ルシアの2曲目はシギリージャ。バタ・デ・コーラにカスタネット。
バタにカスタネットというのは、今はあまりやる人がいないので、このコンクールでも その昔、平富恵さんがやって以来じゃないかしらん。
 これもまた素晴らしかったです。バタの扱いも完璧。文句のつけようがない。
 ギター部門は1991年セビージャ県ドス・エルマナス生まれのマルコ・セラット。
地元のペーニャなどのギタリストをつとめ、セビージャの音楽院やヘーレン財団フラメンコ芸術学校で学んでいるというのですが、うーん、これが本選に進んだのはおかしい。
タランタとブレリア・ポル・ソレアというのですが、アマチュア。パコ・デ・ルシアからディエゴ・ガストールまで古今東西のファルセータをつなげていくのですが、コンパスには穴だらけ。精進してください。
歌の3人目はモイセス・バルガス。1988年ウエルバ県カルタジャ生まれ。アルカンヘルやエスペランサ・フェルナンデス、エル・ペレに習ったというのですが、うーん。
タランタとブレリア・ポル・ソレア。
舞踊二人目はクリスティアン・ペレス。日本にも小松原舞踊団の招きで何度もきている実力派。タラント。
ちょっと芝居がかった、というか、下手から登場し、舞台を横切り、上手の椅子にあるジャケットを着る、というはじまり。うーむ、どういう意味があるんだろう。

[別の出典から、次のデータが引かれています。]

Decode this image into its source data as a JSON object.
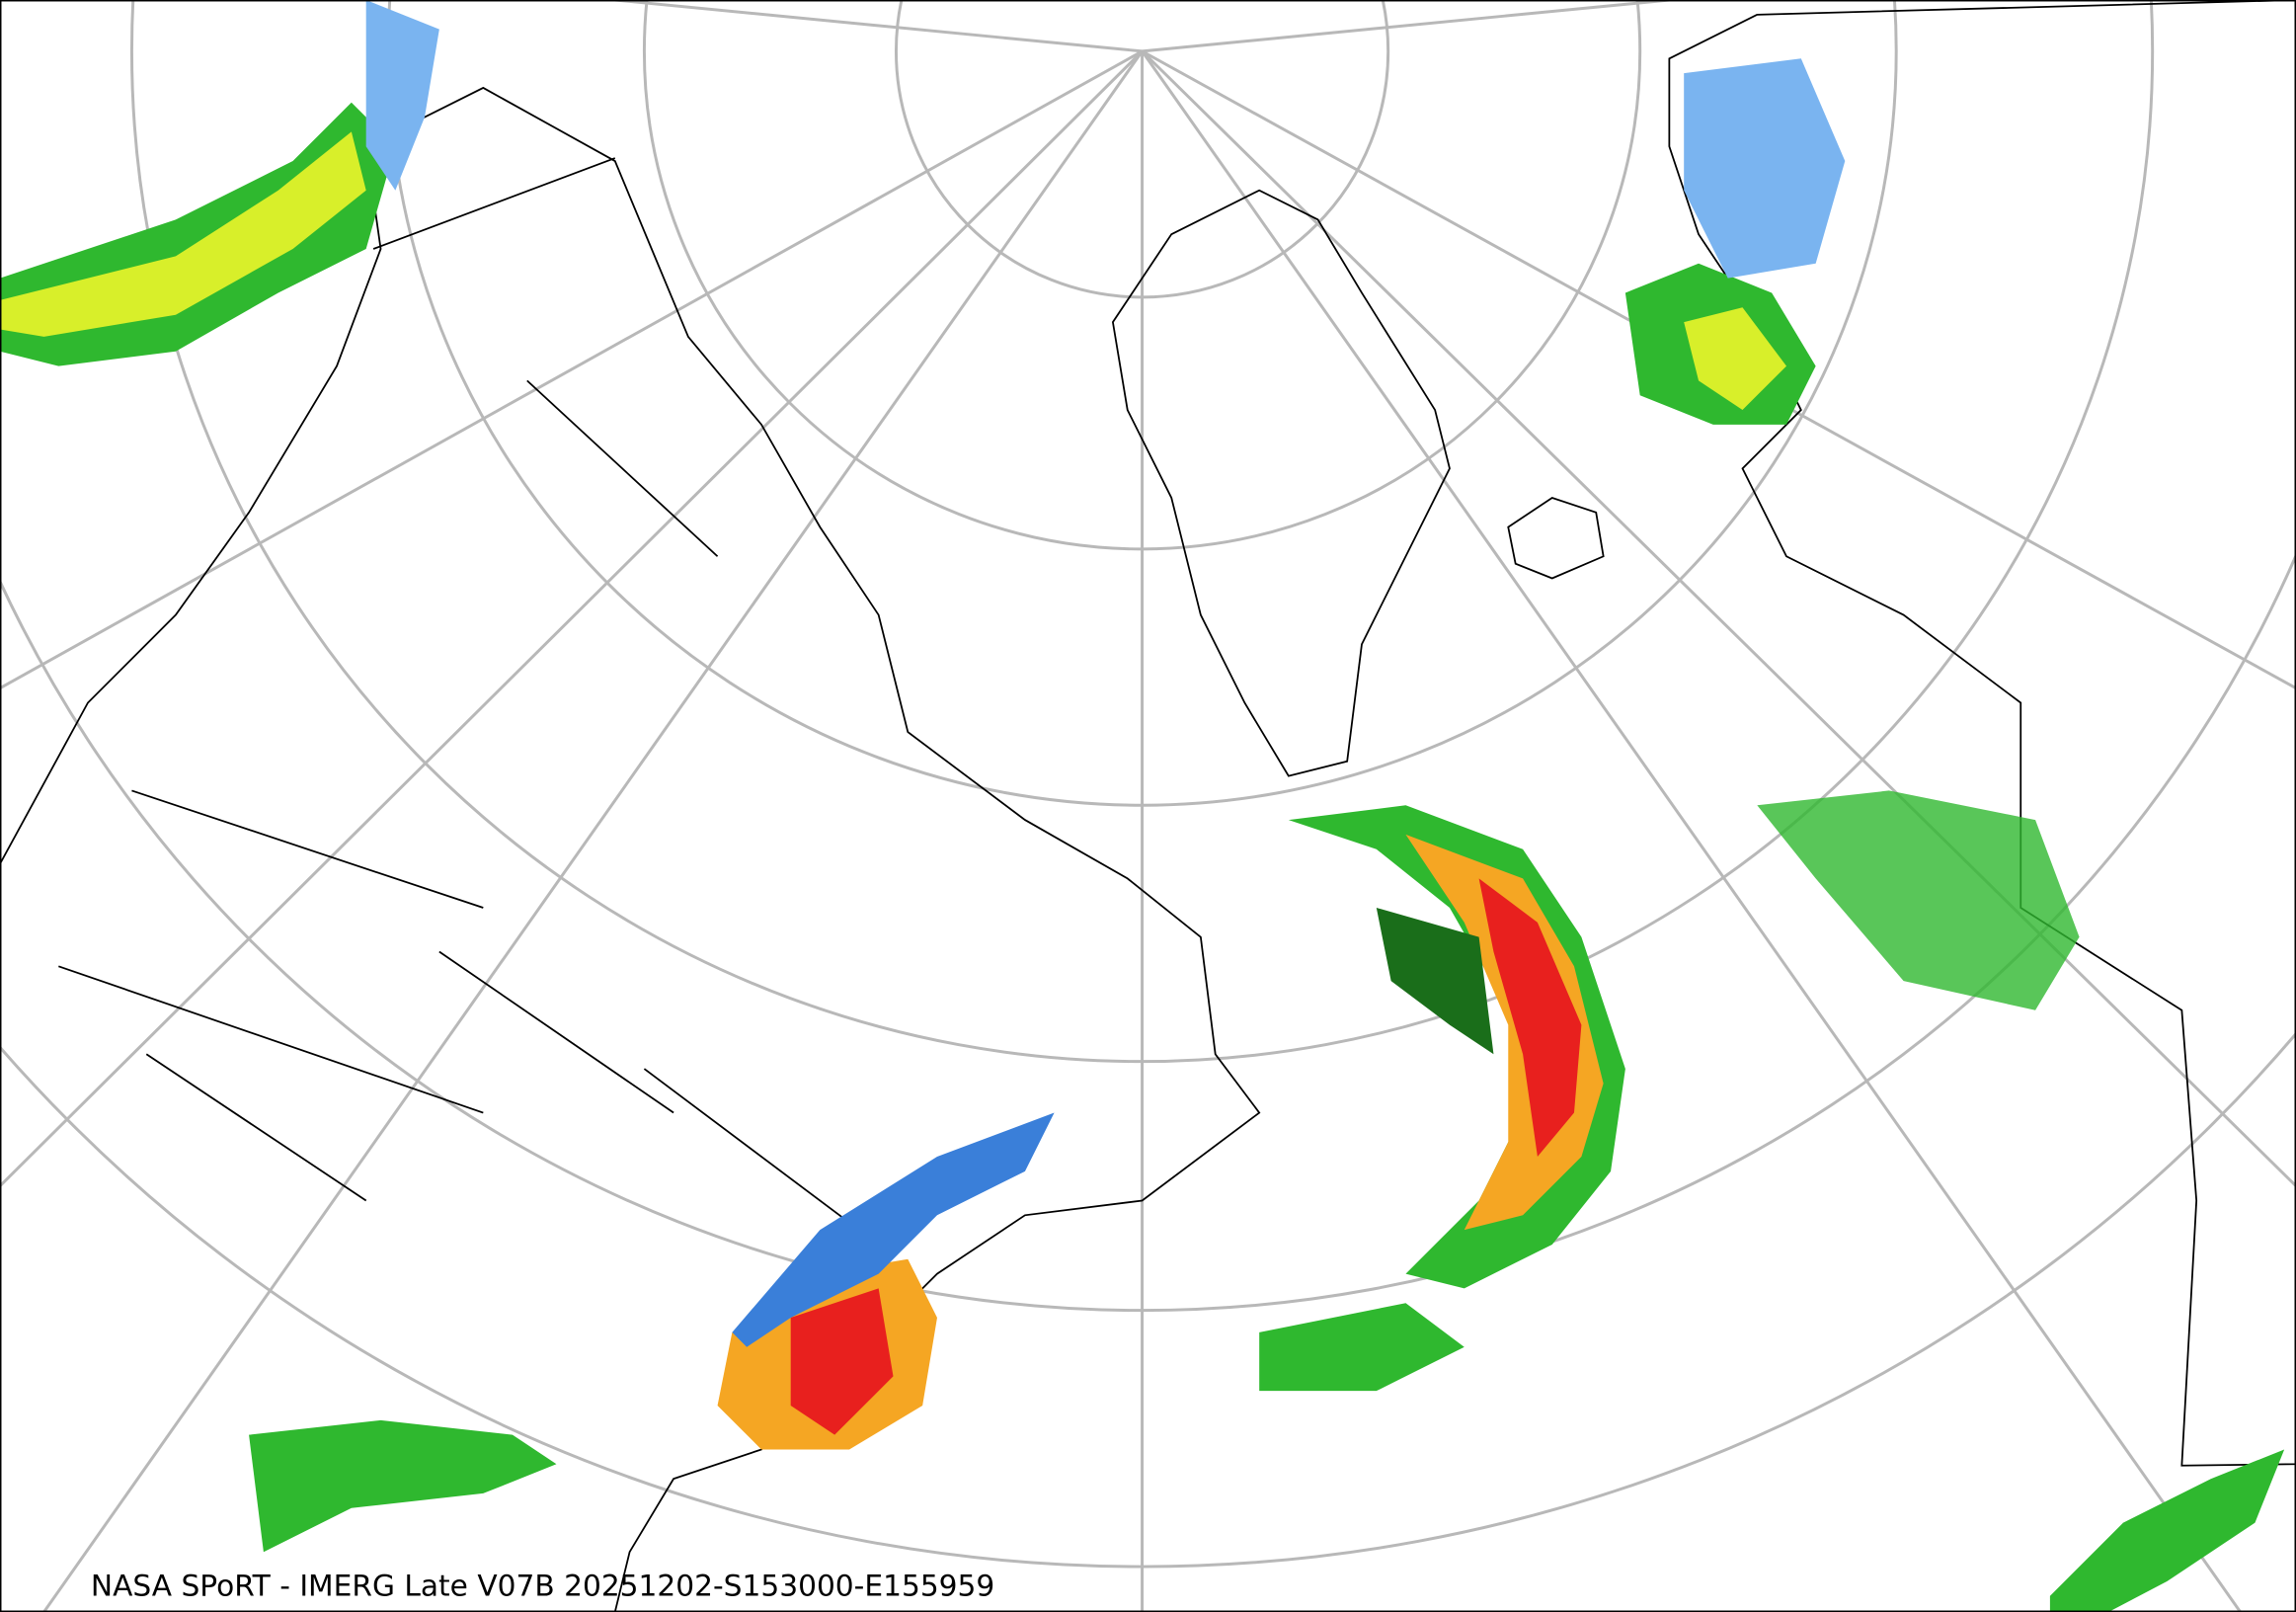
{
  "caption": "NASA SPoRT - IMERG Late V07B 20251202-S153000-E155959"
}
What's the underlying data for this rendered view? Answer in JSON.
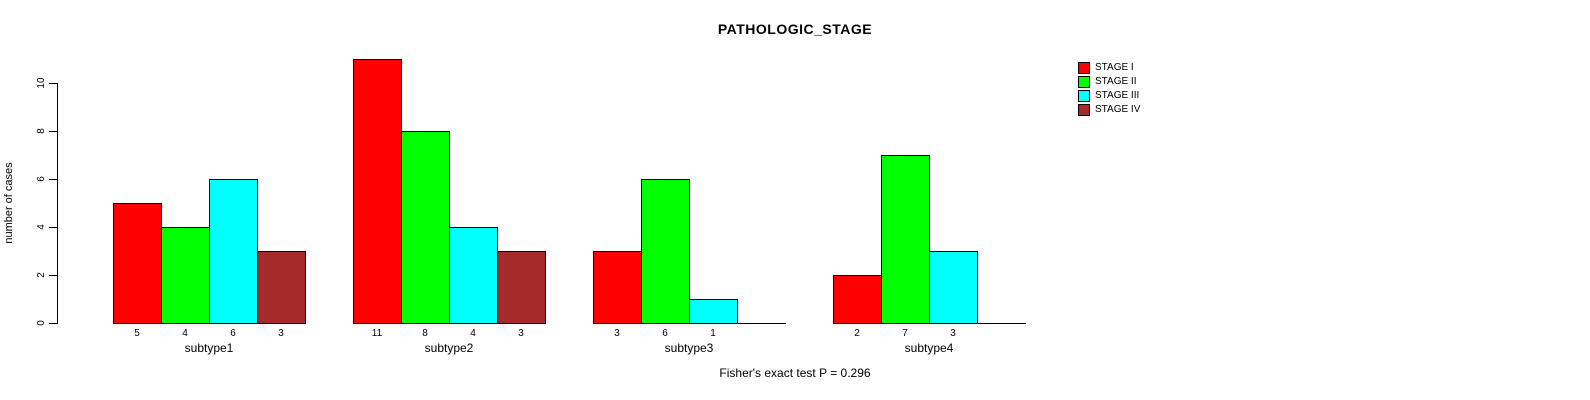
{
  "chart_data": {
    "type": "bar",
    "title": "PATHOLOGIC_STAGE",
    "ylabel": "number of cases",
    "footer": "Fisher's exact test P = 0.296",
    "categories": [
      "subtype1",
      "subtype2",
      "subtype3",
      "subtype4"
    ],
    "series": [
      {
        "name": "STAGE I",
        "color": "#ff0000",
        "values": [
          5,
          11,
          3,
          2
        ]
      },
      {
        "name": "STAGE II",
        "color": "#00ff00",
        "values": [
          4,
          8,
          6,
          7
        ]
      },
      {
        "name": "STAGE III",
        "color": "#00ffff",
        "values": [
          6,
          4,
          1,
          3
        ]
      },
      {
        "name": "STAGE IV",
        "color": "#a52a2a",
        "values": [
          3,
          3,
          0,
          0
        ]
      }
    ],
    "yticks": [
      0,
      2,
      4,
      6,
      8,
      10
    ],
    "ylim": [
      0,
      11
    ],
    "bar_value_labels": true,
    "legend_position": "top-right",
    "grid": false,
    "axis_color": "#000000",
    "background_color": "#ffffff"
  }
}
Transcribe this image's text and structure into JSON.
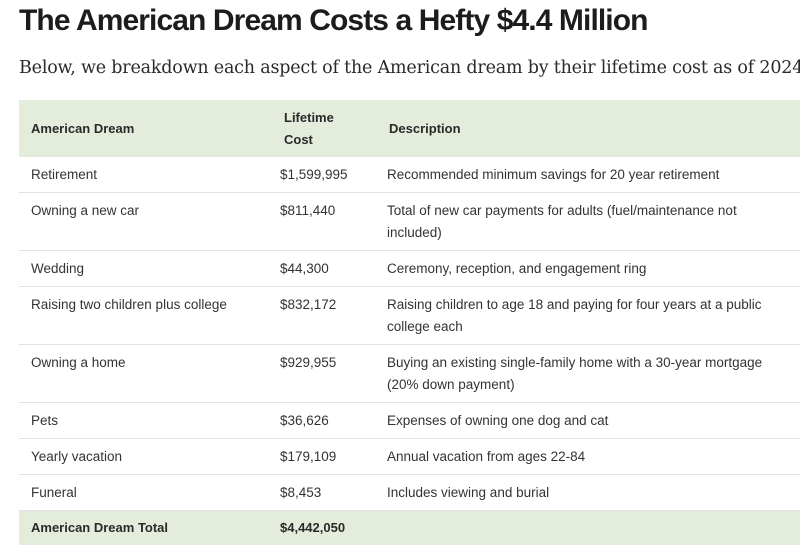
{
  "title": "The American Dream Costs a Hefty $4.4 Million",
  "intro": "Below, we breakdown each aspect of the American dream by their lifetime cost as of 2024:",
  "table": {
    "headers": {
      "dream": "American Dream",
      "cost_line1": "Lifetime",
      "cost_line2": "Cost",
      "description": "Description"
    },
    "rows": [
      {
        "dream": "Retirement",
        "cost": "$1,599,995",
        "description": "Recommended minimum savings for 20 year retirement"
      },
      {
        "dream": "Owning a new car",
        "cost": "$811,440",
        "description": "Total of new car payments for adults (fuel/maintenance not included)"
      },
      {
        "dream": "Wedding",
        "cost": "$44,300",
        "description": "Ceremony, reception, and engagement ring"
      },
      {
        "dream": "Raising two children plus college",
        "cost": "$832,172",
        "description": "Raising children to age 18 and paying for four years at a public college each"
      },
      {
        "dream": "Owning a home",
        "cost": "$929,955",
        "description": "Buying an existing single-family home with a 30-year mortgage (20% down payment)"
      },
      {
        "dream": "Pets",
        "cost": "$36,626",
        "description": "Expenses of owning one dog and cat"
      },
      {
        "dream": "Yearly vacation",
        "cost": "$179,109",
        "description": "Annual vacation from ages 22-84"
      },
      {
        "dream": "Funeral",
        "cost": "$8,453",
        "description": "Includes viewing and burial"
      }
    ],
    "total": {
      "dream": "American Dream Total",
      "cost": "$4,442,050"
    }
  },
  "colors": {
    "header_bg": "#e4eddb",
    "row_border": "#e2e2e2",
    "title_text": "#1c1c1c"
  }
}
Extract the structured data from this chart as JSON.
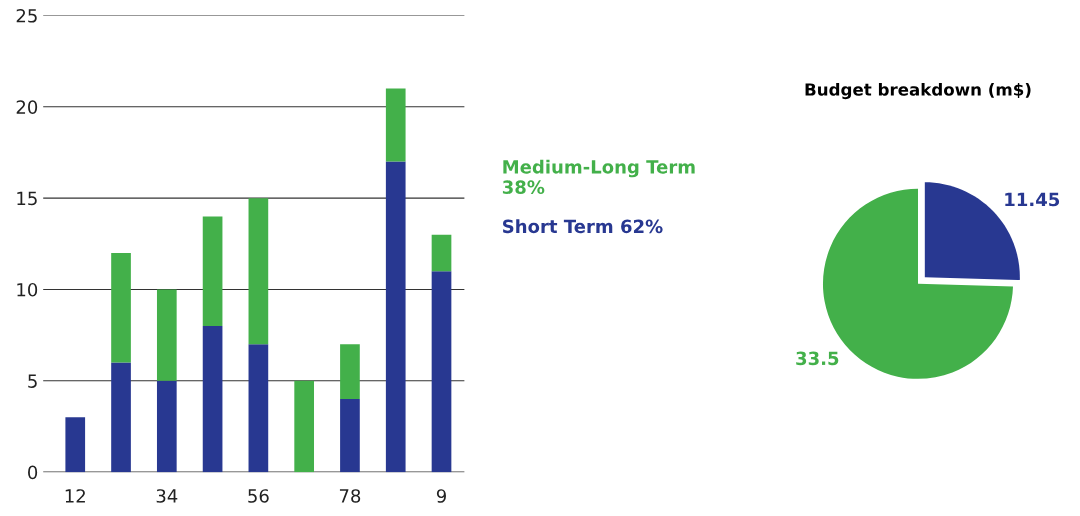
{
  "chart_data": [
    {
      "type": "bar",
      "stacked": true,
      "categories": [
        "12",
        null,
        "34",
        null,
        "56",
        null,
        "78",
        null,
        "9"
      ],
      "series": [
        {
          "name": "Short Term 62%",
          "color": "#283891",
          "values": [
            3,
            6,
            5,
            8,
            7,
            0,
            4,
            17,
            11
          ]
        },
        {
          "name": "Medium-Long Term 38%",
          "color": "#43b04a",
          "values": [
            0,
            6,
            5,
            6,
            8,
            5,
            3,
            4,
            2
          ]
        }
      ],
      "ylim": [
        0,
        25
      ],
      "yticks": [
        0,
        5,
        10,
        15,
        20,
        25
      ],
      "grid": "y",
      "legend": "right"
    },
    {
      "type": "pie",
      "title": "Budget breakdown (m$)",
      "categories": [
        null,
        null
      ],
      "values": [
        11.45,
        33.5
      ],
      "colors": [
        "#283891",
        "#43b04a"
      ],
      "data_labels": true
    }
  ]
}
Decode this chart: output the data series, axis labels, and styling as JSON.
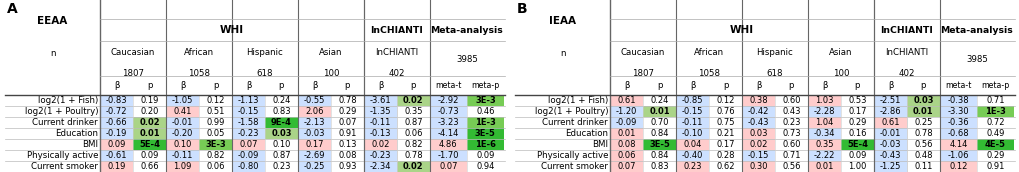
{
  "panel_A": {
    "label": "A",
    "outcome": "EEAA",
    "rows": [
      "log2(1 + Fish)",
      "log2(1 + Poultry)",
      "Current drinker",
      "Education",
      "BMI",
      "Physically active",
      "Current smoker"
    ],
    "cols_beta_p": [
      {
        "group": "Caucasian",
        "n": "1807",
        "betas": [
          -0.83,
          -0.72,
          -0.66,
          -0.19,
          0.09,
          -0.61,
          0.19
        ],
        "ps": [
          0.19,
          0.2,
          0.02,
          0.01,
          "5E-4",
          0.09,
          0.66
        ],
        "is_meta": false
      },
      {
        "group": "African",
        "n": "1058",
        "betas": [
          -1.05,
          0.41,
          -0.01,
          -0.2,
          0.1,
          -0.11,
          1.09
        ],
        "ps": [
          0.12,
          0.51,
          0.99,
          0.05,
          "3E-3",
          0.82,
          0.06
        ],
        "is_meta": false
      },
      {
        "group": "Hispanic",
        "n": "618",
        "betas": [
          -1.13,
          -0.15,
          -1.58,
          -0.23,
          0.07,
          -0.09,
          -0.8
        ],
        "ps": [
          0.24,
          0.83,
          "9E-4",
          0.03,
          0.1,
          0.87,
          0.23
        ],
        "is_meta": false
      },
      {
        "group": "Asian",
        "n": "100",
        "betas": [
          -0.55,
          2.06,
          -2.13,
          -0.03,
          0.17,
          -2.69,
          -0.25
        ],
        "ps": [
          0.78,
          0.29,
          0.07,
          0.91,
          0.13,
          0.08,
          0.93
        ],
        "is_meta": false
      },
      {
        "group": "InCHIANTI",
        "n": "402",
        "betas": [
          -3.61,
          -1.35,
          -0.11,
          -0.13,
          0.02,
          -0.23,
          -2.34
        ],
        "ps": [
          0.02,
          0.35,
          0.87,
          0.06,
          0.82,
          0.78,
          0.02
        ],
        "is_meta": false
      },
      {
        "group": "Meta-analysis",
        "n": "3985",
        "betas": [
          -2.92,
          -0.73,
          -3.23,
          -4.14,
          4.86,
          -1.7,
          0.07
        ],
        "ps": [
          "3E-3",
          0.46,
          "1E-3",
          "3E-5",
          "1E-6",
          0.09,
          0.94
        ],
        "is_meta": true
      }
    ]
  },
  "panel_B": {
    "label": "B",
    "outcome": "IEAA",
    "rows": [
      "log2(1 + Fish)",
      "log2(1 + Poultry)",
      "Current drinker",
      "Education",
      "BMI",
      "Physically active",
      "Current smoker"
    ],
    "cols_beta_p": [
      {
        "group": "Caucasian",
        "n": "1807",
        "betas": [
          0.61,
          -1.2,
          -0.09,
          0.01,
          0.08,
          0.06,
          0.07
        ],
        "ps": [
          0.24,
          0.01,
          0.7,
          0.84,
          "3E-5",
          0.84,
          0.83
        ],
        "is_meta": false
      },
      {
        "group": "African",
        "n": "1058",
        "betas": [
          -0.85,
          -0.15,
          -0.11,
          -0.1,
          0.04,
          -0.4,
          0.23
        ],
        "ps": [
          0.12,
          0.76,
          0.75,
          0.21,
          0.17,
          0.28,
          0.62
        ],
        "is_meta": false
      },
      {
        "group": "Hispanic",
        "n": "618",
        "betas": [
          0.38,
          -0.42,
          -0.43,
          0.03,
          0.02,
          -0.15,
          0.3
        ],
        "ps": [
          0.6,
          0.43,
          0.23,
          0.73,
          0.6,
          0.71,
          0.56
        ],
        "is_meta": false
      },
      {
        "group": "Asian",
        "n": "100",
        "betas": [
          1.03,
          -2.28,
          1.04,
          -0.34,
          0.35,
          -2.22,
          0.01
        ],
        "ps": [
          0.53,
          0.17,
          0.29,
          0.16,
          "5E-4",
          0.09,
          1.0
        ],
        "is_meta": false
      },
      {
        "group": "InCHIANTI",
        "n": "402",
        "betas": [
          -2.51,
          -2.86,
          0.61,
          -0.01,
          -0.03,
          -0.43,
          -1.25
        ],
        "ps": [
          0.03,
          0.01,
          0.25,
          0.78,
          0.56,
          0.48,
          0.11
        ],
        "is_meta": false
      },
      {
        "group": "Meta-analysis",
        "n": "3985",
        "betas": [
          -0.38,
          -3.3,
          -0.36,
          -0.68,
          4.14,
          -1.06,
          0.12
        ],
        "ps": [
          0.71,
          "1E-3",
          0.72,
          0.49,
          "4E-5",
          0.29,
          0.91
        ],
        "is_meta": true
      }
    ]
  },
  "font_size": 6.2,
  "header_font_size": 7.5
}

舞台経験も豊富だし、実力はあるのだから、コンクールなんだし、もっと普通に踊ってほしかったかも。
歌4人目はモンセラット・ペレス。昨年の覇者、マリア・ホセ・ペレスの妹。
ファンダンゴ・ミネーロとレバンティカ、カルタヘーナとグラナイーナ。
コンクール常連らしい歌いっぷり。

最後はクリスティアンのアレグリアスで、二日目も幕をとじたのであります。